Champs Hill HR 019
Ksenija Sidorova – Music for classical accordion
‘Music has been my passion since early childhood, and thanks to my grandmother I learnt the accordion. Classical accordion is still a young instrument, and unfortunately the image of its folk roots still remains. It will probably be a while before the phrase “I play the classical accordion” doesn’t sound unusual or funny! The classical accordion is a wonderfully expressive instrument and the repertoire on this download ranges from baroque music to contemporary, including works which have quickly become core repertoire pieces (Berio’s Sequenza, Nordheim’s Flashing) balanced along transcriptions of solo and orchestral music. In the past six years of my studies in London I was fortunate to meet many wonderful people, and to perform and record with fantastic musicians. It is an exciting time to be a musician these days, and I am proud to say, “I play the classical accordion!”’
Ksenija Sidorova
The winner of numerous international competitions, the brilliant young accordian player Ksenija Sidorova here presents her debut recording: a recital for solo classical accordian.

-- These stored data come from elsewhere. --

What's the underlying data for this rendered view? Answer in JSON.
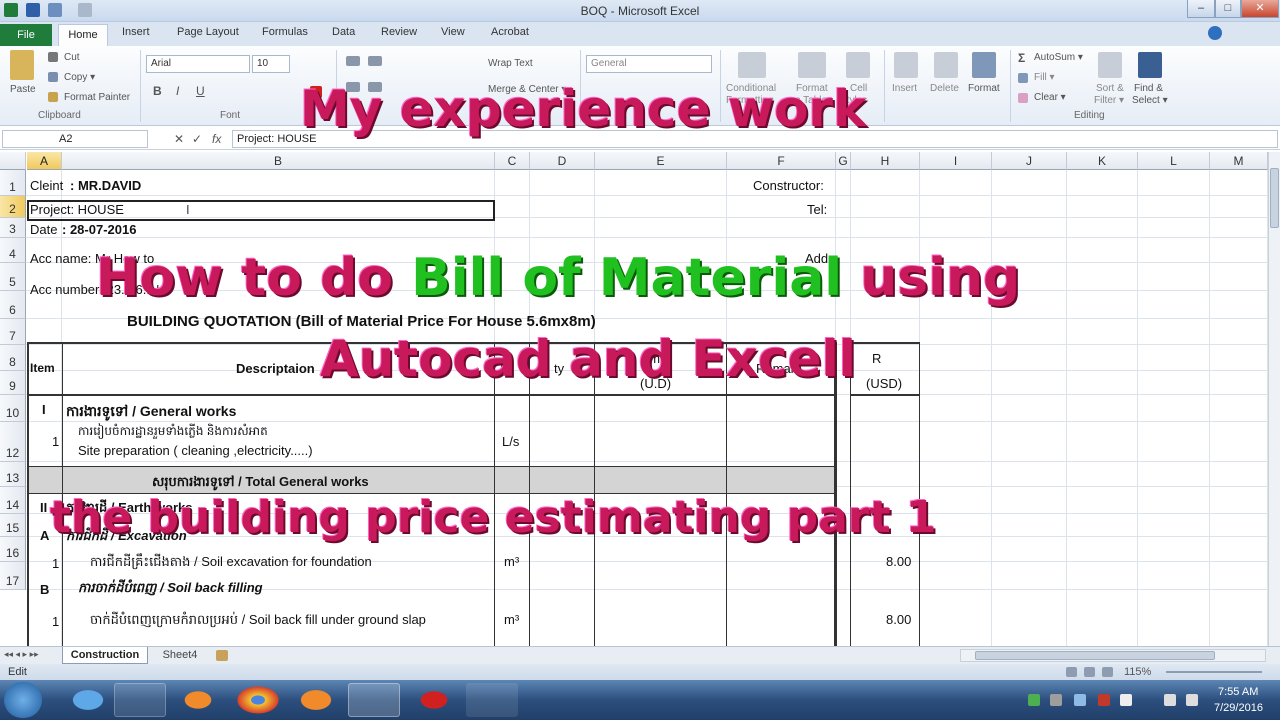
{
  "window": {
    "title": "BOQ - Microsoft Excel",
    "min": "–",
    "max": "□",
    "close": "✕"
  },
  "ribbon_tabs": [
    "File",
    "Home",
    "Insert",
    "Page Layout",
    "Formulas",
    "Data",
    "Review",
    "View",
    "Acrobat"
  ],
  "ribbon": {
    "paste": "Paste",
    "cut": "Cut",
    "copy": "Copy ▾",
    "format_painter": "Format Painter",
    "clipboard": "Clipboard",
    "font_name": "Arial",
    "font_size": "10",
    "font_group": "Font",
    "wrap_text": "Wrap Text",
    "merge_center": "Merge & Center ▾",
    "number_format": "General",
    "conditional": "Conditional",
    "formatting": "Formatting",
    "format_as": "Format",
    "as_table": "as Table",
    "cell": "Cell",
    "styles_lbl": "Styles",
    "insert": "Insert",
    "delete": "Delete",
    "format": "Format",
    "autosum": "AutoSum ▾",
    "fill": "Fill ▾",
    "clear": "Clear ▾",
    "sort_filter": "Sort &",
    "filter": "Filter ▾",
    "find_select": "Find &",
    "select": "Select ▾",
    "editing": "Editing"
  },
  "formula_bar": {
    "name_box": "A2",
    "fx": "fx",
    "content": "Project: HOUSE"
  },
  "columns": [
    "A",
    "B",
    "C",
    "D",
    "E",
    "F",
    "G",
    "H",
    "I",
    "J",
    "K",
    "L",
    "M"
  ],
  "rows": [
    "1",
    "2",
    "3",
    "4",
    "5",
    "6",
    "7",
    "8",
    "9",
    "10",
    "12",
    "13",
    "14",
    "15",
    "16",
    "17"
  ],
  "sheet": {
    "client_label": "Cleint",
    "client_value": ": MR.DAVID",
    "project": "Project: HOUSE",
    "date_label": "Date",
    "date_value": ": 28-07-2016",
    "acc_name": "Acc name: Mr How to",
    "acc_number": "Acc number: 23..56..N",
    "constructor": "Constructor:",
    "tel": "Tel:",
    "add": "Add:",
    "quotation_title": "BUILDING QUOTATION (Bill of Material Price For House 5.6mx8m)",
    "hdr_item": "Item",
    "hdr_desc": "Descriptaion",
    "hdr_unit": "U",
    "hdr_qty": "ty",
    "hdr_amount": "am",
    "hdr_ud": "(U.D)",
    "hdr_remark": "Remark",
    "hdr_r": "R",
    "hdr_usd": "(USD)",
    "r9_item": "I",
    "r9_desc": "ការងារទូទៅ / General works",
    "r10_item": "1",
    "r10_kh": "ការរៀបចំការដ្ឋានរួមទាំងភ្លើង និងការសំអាត",
    "r10_en": "Site preparation ( cleaning ,electricity.....)",
    "r10_unit": "L/s",
    "r12_total": "សរុបការងារទូទៅ / Total General works",
    "r13_item": "II",
    "r13_desc": "ការងារដី / Earth works",
    "r14_item": "A",
    "r14_desc": "ការជីកដី / Excavation",
    "r15_item": "1",
    "r15_desc": "ការជីកដីគ្រឹះជើងតាង / Soil excavation for foundation",
    "r15_unit": "m³",
    "r15_price": "8.00",
    "r16_item": "B",
    "r16_desc": "ការចាក់ដីបំពេញ / Soil back filling",
    "r17_item": "1",
    "r17_desc": "ចាក់ដីបំពេញក្រោមកំរាលប្រអប់ / Soil back fill under ground slap",
    "r17_unit": "m³",
    "r17_price": "8.00"
  },
  "sheet_tabs": [
    "Construction",
    "Sheet4"
  ],
  "status": {
    "mode": "Edit",
    "zoom": "115%"
  },
  "taskbar": {
    "time": "7:55 AM",
    "date": "7/29/2016"
  },
  "overlay": {
    "line1": "My experience work",
    "line2a": "How to do ",
    "line2b": "Bill of Material",
    "line2c": " using",
    "line3": "Autocad and Excell",
    "line4": "the building price estimating part 1"
  },
  "colors": {
    "overlay": "#c8195a",
    "overlay_green": "#20c020",
    "file_tab": "#1f7c3a",
    "selection": "#f1c95c"
  }
}
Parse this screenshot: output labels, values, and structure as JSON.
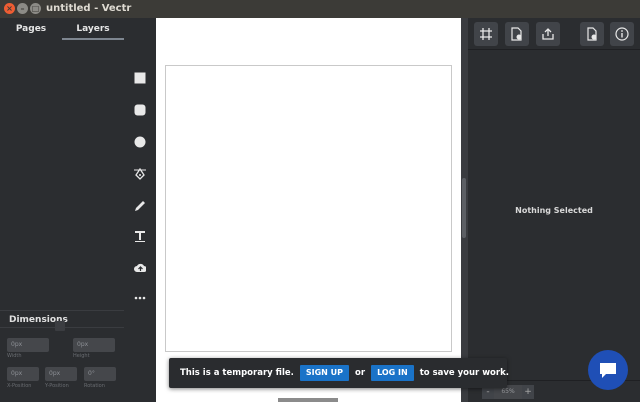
{
  "window": {
    "title": "untitled - Vectr"
  },
  "left_panel": {
    "tabs": [
      {
        "label": "Pages"
      },
      {
        "label": "Layers"
      }
    ],
    "dimensions": {
      "title": "Dimensions",
      "width": {
        "value": "0px",
        "label": "Width"
      },
      "height": {
        "value": "0px",
        "label": "Height"
      },
      "x": {
        "value": "0px",
        "label": "X-Position"
      },
      "y": {
        "value": "0px",
        "label": "Y-Position"
      },
      "rotation": {
        "value": "0°",
        "label": "Rotation"
      }
    }
  },
  "tools": [
    {
      "icon": "rectangle-icon"
    },
    {
      "icon": "rounded-rectangle-icon"
    },
    {
      "icon": "ellipse-icon"
    },
    {
      "icon": "pen-tool-icon"
    },
    {
      "icon": "pencil-icon"
    },
    {
      "icon": "text-tool-icon"
    },
    {
      "icon": "upload-image-icon"
    },
    {
      "icon": "more-icon"
    }
  ],
  "right_panel": {
    "toolbar": [
      "grid-icon",
      "document-settings-icon",
      "export-icon",
      "file-icon",
      "info-icon"
    ],
    "empty_state": "Nothing Selected",
    "zoom": {
      "minus": "-",
      "value": "65%",
      "plus": "+"
    }
  },
  "toast": {
    "text_before": "This is a temporary file.",
    "signup_label": "SIGN UP",
    "or_text": "or",
    "login_label": "LOG IN",
    "text_after": "to save your work."
  },
  "colors": {
    "accent": "#1a73c8",
    "chat": "#1f4fb6",
    "close": "#ef5d33"
  }
}
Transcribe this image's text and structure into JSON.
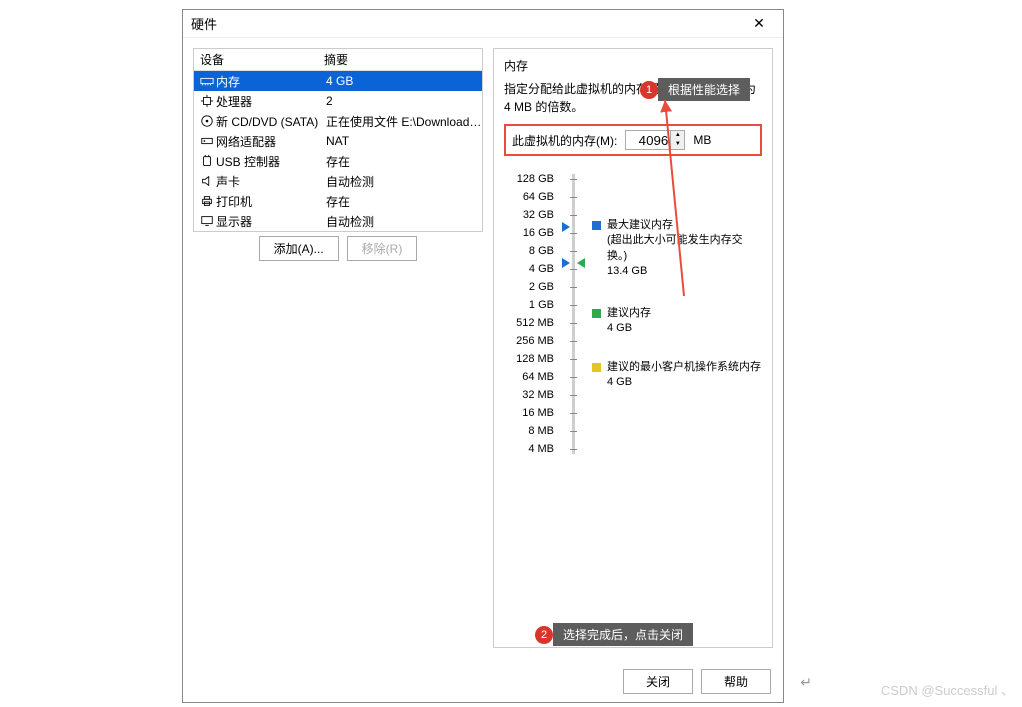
{
  "dialog": {
    "title": "硬件",
    "close_x": "✕"
  },
  "device_table": {
    "header_device": "设备",
    "header_summary": "摘要",
    "rows": [
      {
        "icon": "memory-icon",
        "name": "内存",
        "summary": "4 GB",
        "selected": true
      },
      {
        "icon": "cpu-icon",
        "name": "处理器",
        "summary": "2",
        "selected": false
      },
      {
        "icon": "disc-icon",
        "name": "新 CD/DVD (SATA)",
        "summary": "正在使用文件 E:\\Download\\...",
        "selected": false
      },
      {
        "icon": "network-icon",
        "name": "网络适配器",
        "summary": "NAT",
        "selected": false
      },
      {
        "icon": "usb-icon",
        "name": "USB 控制器",
        "summary": "存在",
        "selected": false
      },
      {
        "icon": "sound-icon",
        "name": "声卡",
        "summary": "自动检测",
        "selected": false
      },
      {
        "icon": "printer-icon",
        "name": "打印机",
        "summary": "存在",
        "selected": false
      },
      {
        "icon": "display-icon",
        "name": "显示器",
        "summary": "自动检测",
        "selected": false
      }
    ]
  },
  "left_buttons": {
    "add": "添加(A)...",
    "remove": "移除(R)"
  },
  "memory_panel": {
    "title": "内存",
    "desc": "指定分配给此虚拟机的内存量。内存大小必须为 4 MB 的倍数。",
    "input_label": "此虚拟机的内存(M):",
    "input_value": "4096",
    "unit": "MB",
    "scale_labels": [
      "128 GB",
      "64 GB",
      "32 GB",
      "16 GB",
      "8 GB",
      "4 GB",
      "2 GB",
      "1 GB",
      "512 MB",
      "256 MB",
      "128 MB",
      "64 MB",
      "32 MB",
      "16 MB",
      "8 MB",
      "4 MB"
    ],
    "max_rec_title": "最大建议内存",
    "max_rec_note": "(超出此大小可能发生内存交换。)",
    "max_rec_value": "13.4 GB",
    "rec_title": "建议内存",
    "rec_value": "4 GB",
    "min_rec_title": "建议的最小客户机操作系统内存",
    "min_rec_value": "4 GB"
  },
  "annotations": {
    "a1_num": "1",
    "a1_text": "根据性能选择",
    "a2_num": "2",
    "a2_text": "选择完成后，点击关闭"
  },
  "footer": {
    "close": "关闭",
    "help": "帮助"
  },
  "watermark": "CSDN @Successful  、",
  "pilcrow": "↵"
}
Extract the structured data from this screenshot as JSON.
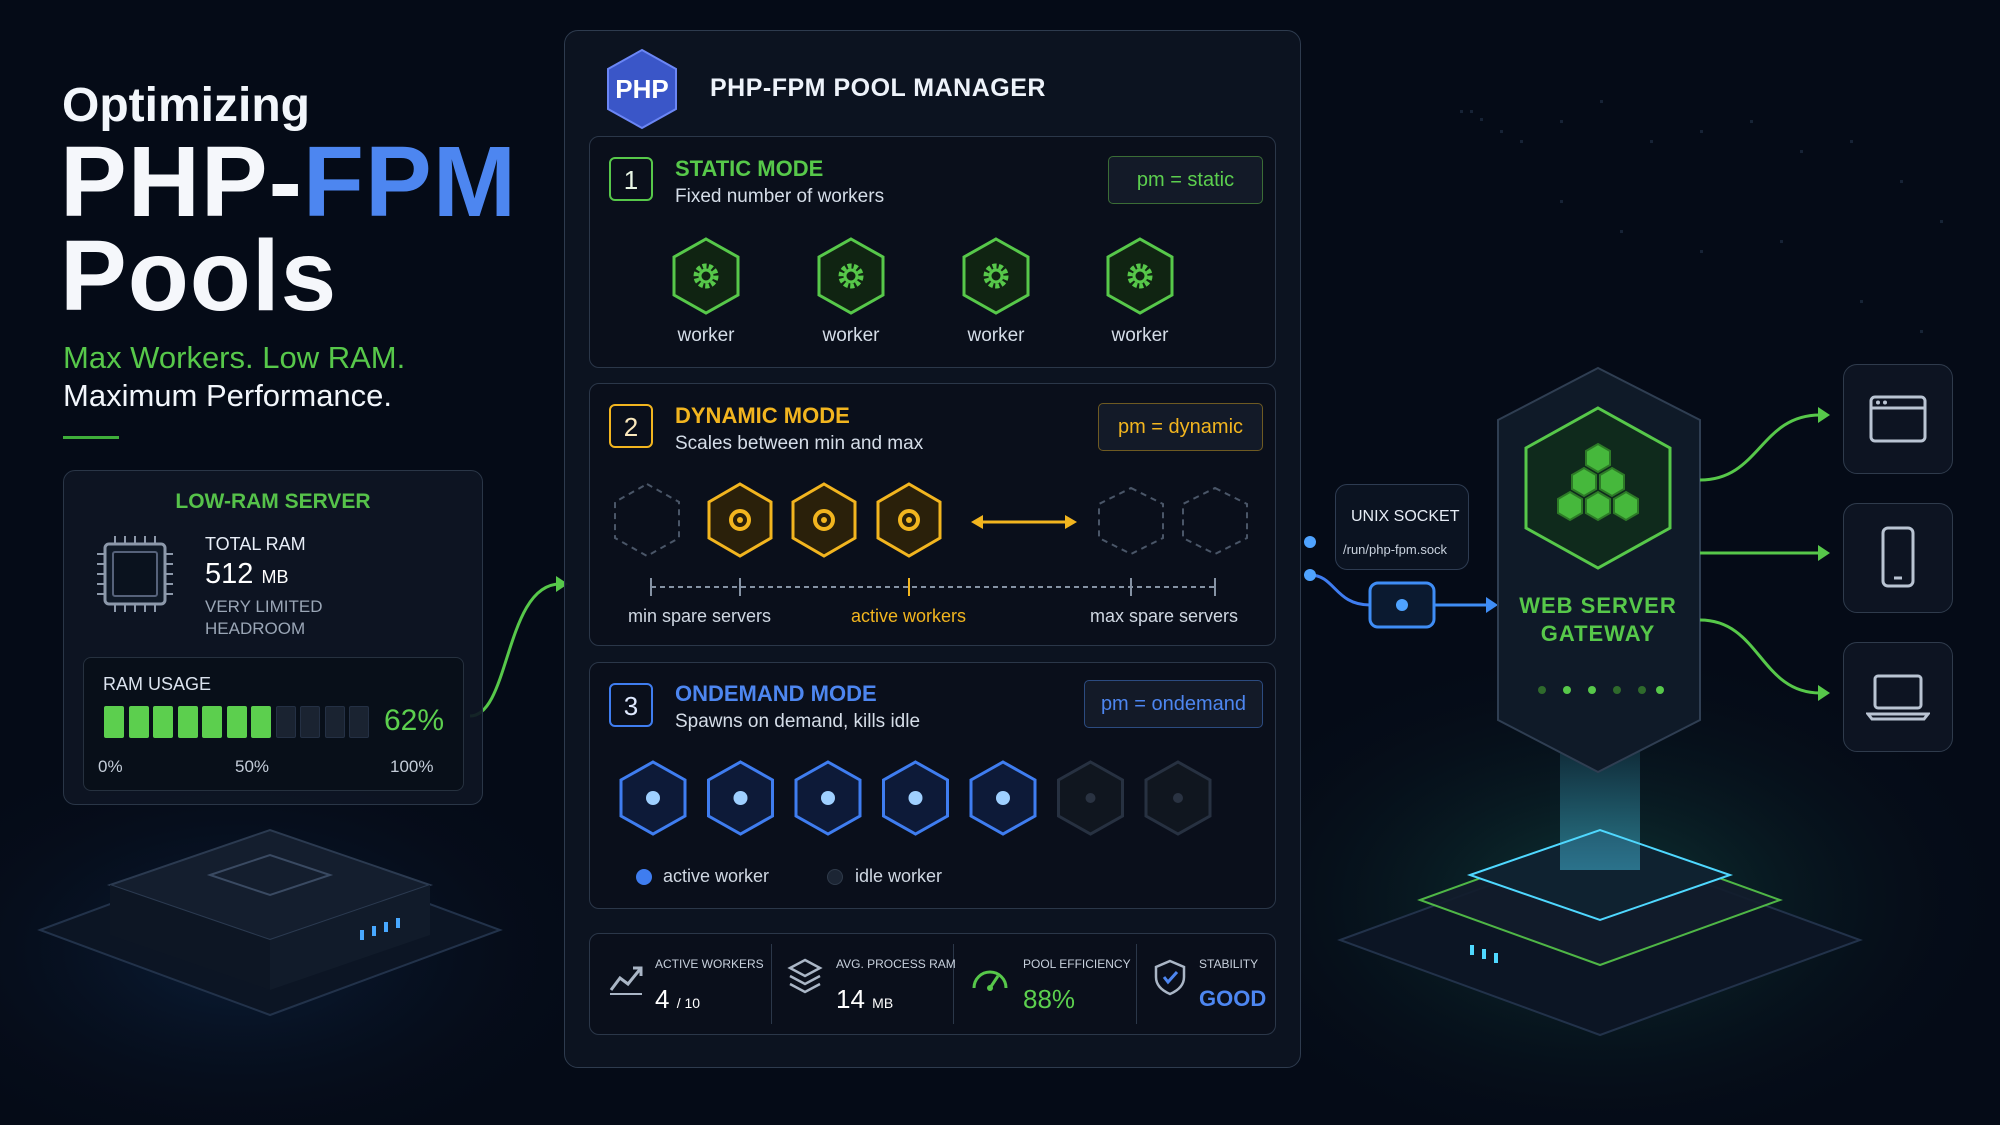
{
  "hero": {
    "pre": "Optimizing",
    "title_a": "PHP-",
    "title_b": "FPM",
    "title_c": "Pools",
    "tagline_1": "Max Workers. Low RAM.",
    "tagline_2": "Maximum Performance."
  },
  "server": {
    "title": "LOW-RAM SERVER",
    "total_ram_label": "TOTAL RAM",
    "total_ram_value": "512",
    "total_ram_unit": "MB",
    "note_1": "VERY LIMITED",
    "note_2": "HEADROOM",
    "usage_label": "RAM USAGE",
    "usage_percent": "62%",
    "usage_fraction": 0.62,
    "tick_0": "0%",
    "tick_50": "50%",
    "tick_100": "100%"
  },
  "manager": {
    "logo": "PHP",
    "title": "PHP-FPM POOL MANAGER",
    "static": {
      "num": "1",
      "title": "STATIC MODE",
      "desc": "Fixed number of workers",
      "pm": "pm = static",
      "workers": [
        "worker",
        "worker",
        "worker",
        "worker"
      ]
    },
    "dynamic": {
      "num": "2",
      "title": "DYNAMIC MODE",
      "desc": "Scales between min and max",
      "pm": "pm = dynamic",
      "min_label": "min spare servers",
      "active_label": "active workers",
      "max_label": "max spare servers"
    },
    "ondemand": {
      "num": "3",
      "title": "ONDEMAND MODE",
      "desc": "Spawns on demand, kills idle",
      "pm": "pm = ondemand",
      "legend_active": "active worker",
      "legend_idle": "idle worker",
      "active_count": 5,
      "idle_count": 2
    },
    "metrics": {
      "active_label": "ACTIVE WORKERS",
      "active_value": "4",
      "active_total": "/ 10",
      "ram_label": "AVG. PROCESS RAM",
      "ram_value": "14",
      "ram_unit": "MB",
      "eff_label": "POOL EFFICIENCY",
      "eff_value": "88%",
      "stab_label": "STABILITY",
      "stab_value": "GOOD"
    }
  },
  "socket": {
    "title": "UNIX SOCKET",
    "path": "/run/php-fpm.sock"
  },
  "gateway": {
    "line_1": "WEB SERVER",
    "line_2": "GATEWAY"
  },
  "colors": {
    "green": "#57c84a",
    "yellow": "#f2b51f",
    "blue": "#3f7df0",
    "background": "#050b17"
  }
}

A particularly accomplished artist,Ksenija has collaborated with many leading musicians (including the Belcea Quartet, and Valery Gergiev with the CBSO) and won numerous awards and accolades. "...one of the real finds of this series" - The Times
Still an underexploited resource in western classical music, the accordian has had a fast-increasing amont of music written for it since the mid-20th Century. Here Ksenija Sidrova brings a varied recital reaturing some of the best contemporary compositions for the classical accordian, alongside transciptions of well-known works.
No composer has been transcribed more often that Bach; but the accordian - heard here in Bach’s Overture in the French Style - brings an advantage that few other instruments can offer; it’s notes do not die away as soon as they are sounded. This allows an array of colouristic possibilities, denied to other musicians.
Amongst the contemporary works here, Arne Nordheim’s Flashing, written in 1985 for solo accordian, has become a classic of the accordian repertoire. Nordheim’s music has a real sense of physicality, of movement and change on a larger scale. In contrast, Luciani Berio’s Sequenza XIII opens with a compressed melody which is gradually developed amid splashes of complex harmony and virtuoso filigree.
Yuji Takahashu’s Like a Water-Buffalo is preceeded on this disc by the poem that inspired it. Well-known in Takahashi’s native Japan, it is a moving, heartfelt piece, strongly transmitting the sounds of freedom.
This recital album also features a ’bonus trck’ - Aster Piazzolla’s ’Asleep’, the first of the composer’s Five Tango Sensations, performed by Kesenija Sidorova with the exuberant young Sarconi Quartet.